A stone is thrown vertically upward from outside a window, with an initial velocity of 24.0 m/s. It moves up, and then down to the ground 420 m below the point where it started. Let `up' be positive.

(a) What is the maximum height above the window to which the stone rises?
________m.

(b) How long is the rock in the air before it reaches the ground?
________ s.

(c) What is its velocity just before it hits the ground?
_______ m/s.

To solve this problem, we can use the equations of motion for vertical motion.

(a) To find the maximum height above the window, we can use the following equation:

v^2 = u^2 + 2as

where v is the final velocity, u is the initial velocity, a is the acceleration, and s is the displacement.
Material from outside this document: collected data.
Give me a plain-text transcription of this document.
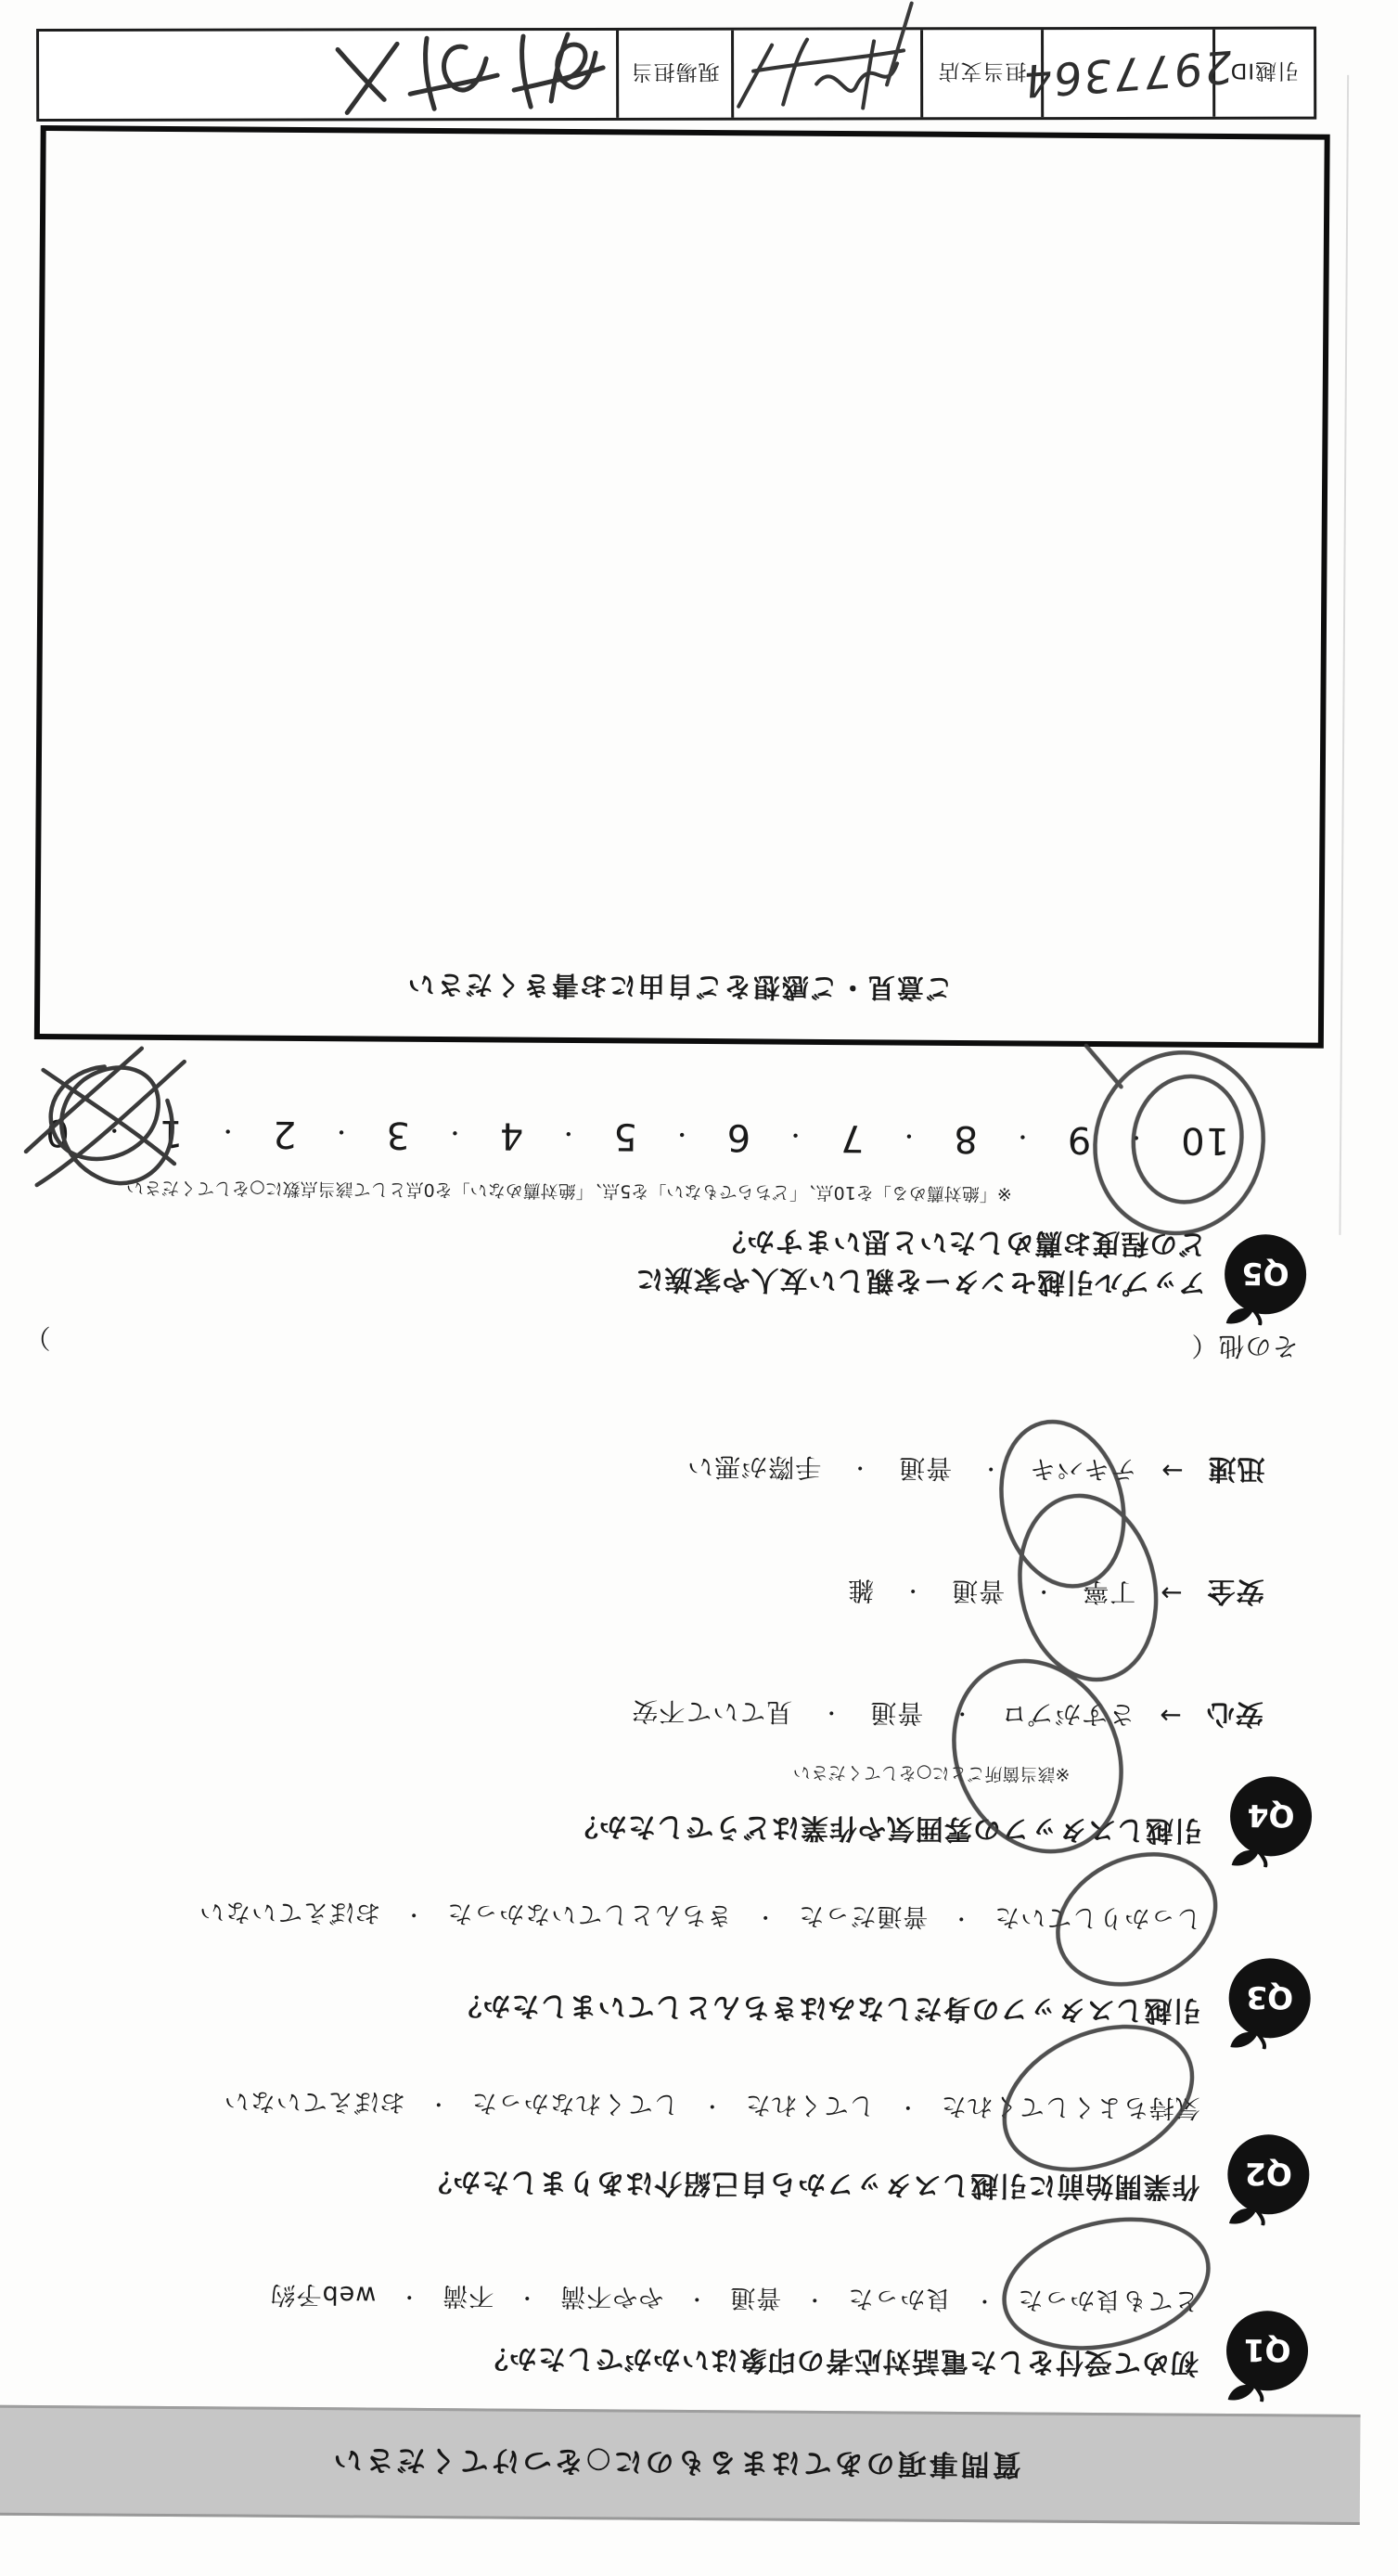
質問事項のあてはまるものに○をつけてください
Q1
初めて受付をした電話対応者の印象はいかがでしたか？
とても良かった
・
良かった
・
普通
・
やや不満
・
不満
・
web予約
Q2
作業開始前に引越しスタッフから自己紹介はありましたか？
気持ちよくしてくれた
・
してくれた
・
してくれなかった
・
おぼえていない
Q3
引越しスタッフの身だしなみはきちんとしていましたか？
しっかりしていた
・
普通だった
・
きちんとしていなかった
・
おぼえていない
Q4
引越しスタッフの雰囲気や作業はどうでしたか？
※該当箇所ごとに○をしてください
安心
→
さすがプロ
・
普通
・
見ていて不安
安全
→
丁寧
・
普通
・
雑
迅速
→
テキパキ
・
普通
・
手際が悪い
その他（
）
Q5
アップル引越センターを親しい友人や家族に
どの程度お薦めしたいと思いますか？
※「絶対薦める」を10点、「どちらでもない」を5点、「絶対薦めない」を0点として該当点数に○をしてください
10
・
9
・
8
・
7
・
6
・
5
・
4
・
3
・
2
・
1
・
0
ご意見・ご感想をご自由にお書きください
引越ID
2977364
担当支店
現場担当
In this case, the stone is thrown vertically upward, so the initial velocity (u) is +24.0 m/s and the final velocity (v) is 0 m/s at the highest point where the stone changes direction. The acceleration (a) is due to gravity and is equal to -9.8 m/s^2 since it acts downward. The displacement (s) is the maximum height above the window, which is what we want to find.
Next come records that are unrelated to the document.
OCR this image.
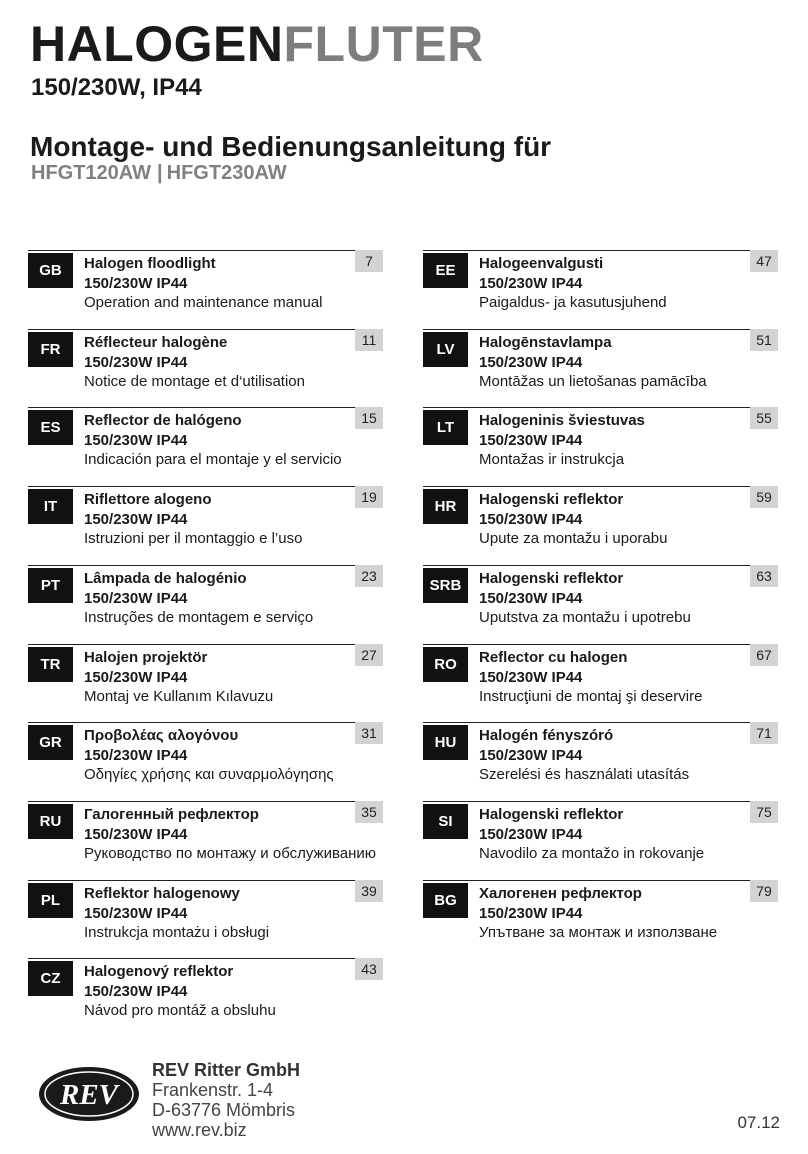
HALOGENFLUTER
150/230W, IP44
Montage- und Bedienungsanleitung für
HFGT120AW | HFGT230AW
GB
7
Halogen floodlight
150/230W IP44
Operation and maintenance manual
FR
11
Réflecteur halogène
150/230W IP44
Notice de montage et d‘utilisation
ES
15
Reflector de halógeno
150/230W IP44
Indicación para el montaje y el servicio
IT
19
Riflettore alogeno
150/230W IP44
Istruzioni per il montaggio e l’uso
PT
23
Lâmpada de halogénio
150/230W IP44
Instruções de montagem e serviço
TR
27
Halojen projektör
150/230W IP44
Montaj ve Kullanım Kılavuzu
GR
31
Προβολέας αλογόνου
150/230W IP44
Οδηγίες χρήσης και συναρμολόγησης
RU
35
Галогенный рефлектор
150/230W IP44
Руководство по монтажу и обслуживанию
PL
39
Reflektor halogenowy
150/230W IP44
Instrukcja montażu i obsługi
CZ
43
Halogenový reflektor
150/230W IP44
Návod pro montáž a obsluhu
EE
47
Halogeenvalgusti
150/230W IP44
Paigaldus- ja kasutusjuhend
LV
51
Halogēnstavlampa
150/230W IP44
Montāžas un lietošanas pamācība
LT
55
Halogeninis šviestuvas
150/230W IP44
Montažas ir instrukcja
HR
59
Halogenski reflektor
150/230W IP44
Upute za montažu i uporabu
SRB
63
Halogenski reflektor
150/230W IP44
Uputstva za montažu i upotrebu
RO
67
Reflector cu halogen
150/230W IP44
Instrucţiuni de montaj şi deservire
HU
71
Halogén fényszóró
150/230W IP44
Szerelési és használati utasítás
SI
75
Halogenski reflektor
150/230W IP44
Navodilo za montažo in rokovanje
BG
79
Халогенен рефлектор
150/230W IP44
Упътване за монтаж и използване
REV
REV Ritter GmbH
Frankenstr. 1-4
D-63776 Mömbris
www.rev.biz	07.12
Plugging these values into the equation, we have:

0^2 = (24.0)^2 + 2*(-9.8)*s

Simplifying the equation, we get:

0 = 576 - 19.6s

19.6s = 576

s = 576 / 19.6

s ≈ 29.4 m

Therefore, the maximum height above the window to which the stone rises is approximately 29.4 meters.

(b) To find the time it takes for the rock to reach the ground, we can use the following equation:

v = u + at

where v is the final velocity, u is the initial velocity, a is the acceleration, and t is the time.

Again, since the stone is thrown vertically upward, the initial velocity (u) is +24.0 m/s and the final velocity (v) is -24.0 m/s when it reaches the ground. The acceleration (a) is -9.8 m/s^2. We want to find the time (t) it takes for the stone to reach the ground.

Plugging these values into the equation, we have:

-24.0 = 24.0 + (-9.8)t

-48.0 = -9.8t

t = -48.0 / -9.8

t ≈ 4.9 s

Therefore, the stone is in the air for approximately 4.9 seconds before it reaches the ground.

(c) To find the velocity just before the stone hits the ground, we can use the following equation:

v = u + at

Again, since the stone is thrown vertically upward, the initial velocity (u) is +24.0 m/s and the acceleration (a) is -9.8 m/s^2. We want to find the final velocity (v) just before the stone hits the ground.

Plugging these values into the equation, we have:

v = 24.0 + (-9.8)(4.9)

v ≈ -24.0 + (-48.02)

v ≈ -72.0

Therefore, the velocity just before the stone hits the ground is approximately -72.0 m/s. The negative sign indicates that the velocity is directed downward.